PROFILE - Nayib Bukele: Anti-Maduro leader of El Salvador

President-elect of El Salvador has put his weight behind Venezuela's opposition leader Juan Guaido

Beyza Binnur Dönmez   | 05.02.2019
PROFILE - Nayib Bukele: Anti-Maduro leader of El Salvador President-elect of El Salvador, Nayib Bukele


By Beyza Binnur Donmez


Venezuelan leader Nicolas Maduro has lost another ally in Latin America after presidential elections in El Salvador.

Nayib Bukele won 54 percent of the votes in Sunday's polls.

Unlike the ex-president who attended the oath-taking ceremony of Maduro, the president-elect calls him a dictator.

"Dictators like Maduro in Venezuela, Ortega in Nicaragua and Juan Orlando in Honduras, will never have any legitimacy because they remain in power by force and they do not respect the will of their people. A Dictator is a dictator. From right or from left," said Bukele in a tweet after Venezuelan opposition leader Juan Guaido declared himself interim president in late January.

Guaido returned the gesture saying a new stage of relations based on the highest democratic values between the two countries will begin.

Venezuela has been rocked by protests since Jan. 10 when Maduro was sworn in for a second term following a vote boycotted by the opposition.

Tensions climbed across the South American country when opposition leader Guaido declared himself the acting president on Jan. 23.

The world has split into two camps over the ongoing government crisis in Venezuela.  

Fresh face in El Salvador

Bukele, a Salvadoran politician and businessman of Palestinian descent, was born on July 24,1981 in San Salvador. His father was also a prominent businessman and a local imam.

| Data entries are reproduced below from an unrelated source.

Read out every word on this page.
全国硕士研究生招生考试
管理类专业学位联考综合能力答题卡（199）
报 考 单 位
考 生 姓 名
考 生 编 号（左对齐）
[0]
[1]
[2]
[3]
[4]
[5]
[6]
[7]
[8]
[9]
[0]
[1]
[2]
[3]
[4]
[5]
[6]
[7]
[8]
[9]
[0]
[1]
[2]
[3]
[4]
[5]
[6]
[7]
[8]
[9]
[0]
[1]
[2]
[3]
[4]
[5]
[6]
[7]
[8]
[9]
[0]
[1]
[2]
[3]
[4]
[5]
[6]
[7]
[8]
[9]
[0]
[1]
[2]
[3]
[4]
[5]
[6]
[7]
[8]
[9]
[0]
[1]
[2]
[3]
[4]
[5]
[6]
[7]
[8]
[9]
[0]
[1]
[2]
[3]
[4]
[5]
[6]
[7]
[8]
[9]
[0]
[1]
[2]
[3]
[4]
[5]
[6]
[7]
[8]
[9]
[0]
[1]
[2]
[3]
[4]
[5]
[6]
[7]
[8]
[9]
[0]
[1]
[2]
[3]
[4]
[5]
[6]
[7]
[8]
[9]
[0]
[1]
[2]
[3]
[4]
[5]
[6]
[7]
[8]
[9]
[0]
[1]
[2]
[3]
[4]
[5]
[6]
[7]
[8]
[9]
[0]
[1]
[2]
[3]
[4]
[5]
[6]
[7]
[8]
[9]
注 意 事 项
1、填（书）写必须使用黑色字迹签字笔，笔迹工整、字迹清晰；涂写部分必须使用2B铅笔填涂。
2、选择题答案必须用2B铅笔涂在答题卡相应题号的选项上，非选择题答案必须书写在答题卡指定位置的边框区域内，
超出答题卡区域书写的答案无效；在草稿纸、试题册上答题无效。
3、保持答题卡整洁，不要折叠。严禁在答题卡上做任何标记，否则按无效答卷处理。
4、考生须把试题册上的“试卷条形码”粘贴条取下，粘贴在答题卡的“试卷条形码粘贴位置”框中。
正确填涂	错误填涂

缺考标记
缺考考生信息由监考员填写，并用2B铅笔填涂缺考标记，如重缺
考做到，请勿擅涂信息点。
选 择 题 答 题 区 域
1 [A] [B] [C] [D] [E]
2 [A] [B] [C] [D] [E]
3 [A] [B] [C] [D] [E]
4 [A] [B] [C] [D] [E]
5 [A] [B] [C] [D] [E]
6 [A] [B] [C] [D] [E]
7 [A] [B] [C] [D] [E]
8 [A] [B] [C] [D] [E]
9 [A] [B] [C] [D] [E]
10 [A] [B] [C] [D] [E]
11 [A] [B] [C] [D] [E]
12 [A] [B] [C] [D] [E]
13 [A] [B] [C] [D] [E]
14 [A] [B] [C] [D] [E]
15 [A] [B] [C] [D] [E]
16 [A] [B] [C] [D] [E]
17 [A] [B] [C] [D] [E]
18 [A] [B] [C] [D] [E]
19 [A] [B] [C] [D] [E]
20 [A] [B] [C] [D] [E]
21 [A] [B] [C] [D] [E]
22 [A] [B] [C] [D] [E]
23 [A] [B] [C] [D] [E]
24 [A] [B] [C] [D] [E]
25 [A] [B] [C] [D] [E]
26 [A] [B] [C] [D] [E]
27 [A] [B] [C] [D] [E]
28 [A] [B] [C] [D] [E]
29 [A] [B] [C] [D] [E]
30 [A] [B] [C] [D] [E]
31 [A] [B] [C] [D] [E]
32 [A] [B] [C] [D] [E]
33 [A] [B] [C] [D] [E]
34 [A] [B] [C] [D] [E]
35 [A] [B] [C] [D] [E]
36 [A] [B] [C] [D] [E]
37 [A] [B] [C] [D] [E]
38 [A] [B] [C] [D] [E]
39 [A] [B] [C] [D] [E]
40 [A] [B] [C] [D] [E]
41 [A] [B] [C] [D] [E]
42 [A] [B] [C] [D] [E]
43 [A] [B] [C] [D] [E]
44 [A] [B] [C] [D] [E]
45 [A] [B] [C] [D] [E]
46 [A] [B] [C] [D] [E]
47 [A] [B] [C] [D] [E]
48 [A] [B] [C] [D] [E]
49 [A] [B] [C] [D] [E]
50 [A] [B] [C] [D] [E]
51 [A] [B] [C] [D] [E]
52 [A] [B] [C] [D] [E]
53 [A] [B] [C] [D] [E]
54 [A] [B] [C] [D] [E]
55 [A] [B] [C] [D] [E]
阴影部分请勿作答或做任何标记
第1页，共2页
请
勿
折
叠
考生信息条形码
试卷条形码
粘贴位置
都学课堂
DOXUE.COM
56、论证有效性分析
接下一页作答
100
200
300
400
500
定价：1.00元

He traces his origin back to a family that immigrated to the Central American country from Palestine at the beginning of the 20th century.

Bukele was already running a company at a very young age of 18.

He was elected as mayor of San Salvador’s southern Nuevo Cuscatlan on March 11, 2012. Three years later, he became the mayor of San Salvador municipality.

His started his political career with the left-wing Farabundo Martí National Liberation Front, but became a dissident forming the right-wing Grand Alliance for National Unity, which emerged victorious in the Sunday vote.

Bukele’s election campaign for presidency included promises to fight corruption and end gang violence.

His victory ended a quarter of a century of two-party dominance in the country.